Les caractéristiques des institutions totalitaires

Les Jeunesses identitaires comptent dans la plupart des grandes villes plus de militants que les autres groupes d’extrême droite, tels que le Front national de la jeunesse. Selon Samuel Bouron, la clé de l’engagement dans cette organisation se trouve dans l’existence de lieux militants autogérés, véritable entre-soi hors de portée des journalistes ou opposants politiques, qui contraignent eux en public à « se tenir ».(Les coupes sont signalées par des crochets, les notes de bas de page figurentsous l’onglet « Prolonger »).

Dans les coulisses du théâtre identitaire : l’expérience communautaire

[…] L’entrée chez les Identitaires suit un processus standardisé. Le premier contact s’établit en général par mail, excepté lorsque le nouveau militant est introduit par un membre de l’organisation. Un militant est alors désigné parmi les cadres du groupe pour jouer le rôle de « parrain », qui doit vérifier que les motivations du candidat à s’engager sont à la fois plausibles, cohérentes et conformes à la ligne politique des Identitaires. Un discours ouvertement néo-nazi serait par exemple un motif de rejet. Or, si je suis finalement entré dans le groupe, il m’a fallu du temps, lors de la rencontre avec mon « parrain », pour emporter véritablement son adhésion. Malgré mes efforts pour me renseigner sur ce groupe militant, ma façon de me présenter fut certainement, au départ, trop « institutionnelle » et dépendante de l’image que les Jeunesses identitaires renvoient vers l’extérieur.

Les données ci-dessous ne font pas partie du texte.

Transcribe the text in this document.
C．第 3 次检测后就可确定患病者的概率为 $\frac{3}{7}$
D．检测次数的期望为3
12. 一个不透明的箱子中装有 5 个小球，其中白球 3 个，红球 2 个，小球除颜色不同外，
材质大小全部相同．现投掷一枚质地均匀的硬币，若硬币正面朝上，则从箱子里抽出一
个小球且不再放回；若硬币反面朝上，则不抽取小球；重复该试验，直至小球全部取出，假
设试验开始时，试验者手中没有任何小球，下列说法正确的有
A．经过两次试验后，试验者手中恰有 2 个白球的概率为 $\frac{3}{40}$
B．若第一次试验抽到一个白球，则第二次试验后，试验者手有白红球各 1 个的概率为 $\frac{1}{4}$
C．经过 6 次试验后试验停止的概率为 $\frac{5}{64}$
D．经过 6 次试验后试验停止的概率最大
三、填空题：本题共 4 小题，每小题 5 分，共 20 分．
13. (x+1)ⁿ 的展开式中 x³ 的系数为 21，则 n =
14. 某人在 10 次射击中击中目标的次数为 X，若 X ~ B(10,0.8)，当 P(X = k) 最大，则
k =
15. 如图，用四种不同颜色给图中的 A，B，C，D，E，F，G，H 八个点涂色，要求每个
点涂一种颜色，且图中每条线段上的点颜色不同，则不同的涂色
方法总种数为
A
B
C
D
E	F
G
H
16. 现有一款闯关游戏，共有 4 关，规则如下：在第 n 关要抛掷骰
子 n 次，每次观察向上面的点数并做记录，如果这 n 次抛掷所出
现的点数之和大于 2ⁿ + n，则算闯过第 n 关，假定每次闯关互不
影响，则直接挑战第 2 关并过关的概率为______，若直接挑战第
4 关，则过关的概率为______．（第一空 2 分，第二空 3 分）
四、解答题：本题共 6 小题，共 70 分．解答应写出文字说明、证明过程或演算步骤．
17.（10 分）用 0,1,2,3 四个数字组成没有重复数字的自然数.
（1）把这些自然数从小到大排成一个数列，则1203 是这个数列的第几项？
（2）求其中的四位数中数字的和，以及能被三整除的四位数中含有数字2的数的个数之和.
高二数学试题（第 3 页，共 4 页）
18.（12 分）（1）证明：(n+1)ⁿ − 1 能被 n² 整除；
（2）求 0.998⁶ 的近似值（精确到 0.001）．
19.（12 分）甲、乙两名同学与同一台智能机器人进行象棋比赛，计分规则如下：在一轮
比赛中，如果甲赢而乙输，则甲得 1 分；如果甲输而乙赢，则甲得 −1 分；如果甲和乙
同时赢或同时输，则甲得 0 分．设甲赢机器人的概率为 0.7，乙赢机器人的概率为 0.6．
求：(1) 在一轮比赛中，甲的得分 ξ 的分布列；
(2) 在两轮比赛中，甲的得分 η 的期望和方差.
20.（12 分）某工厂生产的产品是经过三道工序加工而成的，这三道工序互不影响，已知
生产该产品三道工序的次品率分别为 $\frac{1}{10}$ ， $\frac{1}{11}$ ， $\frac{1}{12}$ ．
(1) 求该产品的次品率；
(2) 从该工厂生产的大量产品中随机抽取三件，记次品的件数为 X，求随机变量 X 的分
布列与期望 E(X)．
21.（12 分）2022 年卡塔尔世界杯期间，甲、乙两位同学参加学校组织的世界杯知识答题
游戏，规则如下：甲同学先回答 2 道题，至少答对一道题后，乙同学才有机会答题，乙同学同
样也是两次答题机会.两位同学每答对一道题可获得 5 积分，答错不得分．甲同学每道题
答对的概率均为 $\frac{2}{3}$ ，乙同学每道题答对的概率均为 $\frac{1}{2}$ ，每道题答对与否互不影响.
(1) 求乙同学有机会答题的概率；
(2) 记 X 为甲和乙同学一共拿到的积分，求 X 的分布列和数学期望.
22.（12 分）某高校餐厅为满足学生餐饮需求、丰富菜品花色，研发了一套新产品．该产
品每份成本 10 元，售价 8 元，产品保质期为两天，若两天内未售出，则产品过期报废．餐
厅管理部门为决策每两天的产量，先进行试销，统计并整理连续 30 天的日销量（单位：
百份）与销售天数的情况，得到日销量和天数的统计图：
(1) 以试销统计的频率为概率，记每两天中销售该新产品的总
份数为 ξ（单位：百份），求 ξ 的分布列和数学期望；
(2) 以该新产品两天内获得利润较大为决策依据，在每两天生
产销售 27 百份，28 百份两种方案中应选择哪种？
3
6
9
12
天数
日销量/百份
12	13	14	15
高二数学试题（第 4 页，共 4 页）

Ce récit de mon entrée dans le groupe militant montre la difficulté d’appréhender un discours politique lorsqu’il n’est pas rattaché au système symbolique dans lequel il s’inscrit et dont il tire son sens. La participation au contexte d’énonciation donne alors à voir les principes de vision et de division communs au groupe.

L’étape de formation suivante consiste à participer pendant une semaine à un camp identitaire qui regroupe l’ensemble des sections locales. Cette formation a été mise en place en 2003 par Guillaume Luyt et Philippe Vardon, qui en ont été les premiers dirigeants. Leur projet s’élabore en rupture avec l’amateurisme des mouvements nationalistes, pour qui il suffirait d’attendre un sursaut révolutionnaire pour mener l’insurrection et prendre le pouvoir, ce qui rappelle l’argumentaire de Dominique Venner, cinquante ans plus tôt, dans Pour une critique positive. Selon Guillaume Luyt, « une crise de cette envergure, ça ne se prépare pas qu’au fond d’une cave, d’une arrière-salle de bistro ou d’un sous-bois. Le soulèvement spontané et victorieux d’individus isolés, ça n’existe pas. Car avant l’insurrection, il doit y avoir non seulement “la réforme morale, intellectuelle et spirituelle de quelques-uns”, selon le mot de Maurras, mais aussi la constitution d’une communauté combattante, aguerrie, soudée et identifiée par la masse. C’est précisément à la constitution de cette communauté de combat qu’ont travaillé, une semaine durant, les participants au premier camp d’été des Jeunesses identitaires [27]. » […]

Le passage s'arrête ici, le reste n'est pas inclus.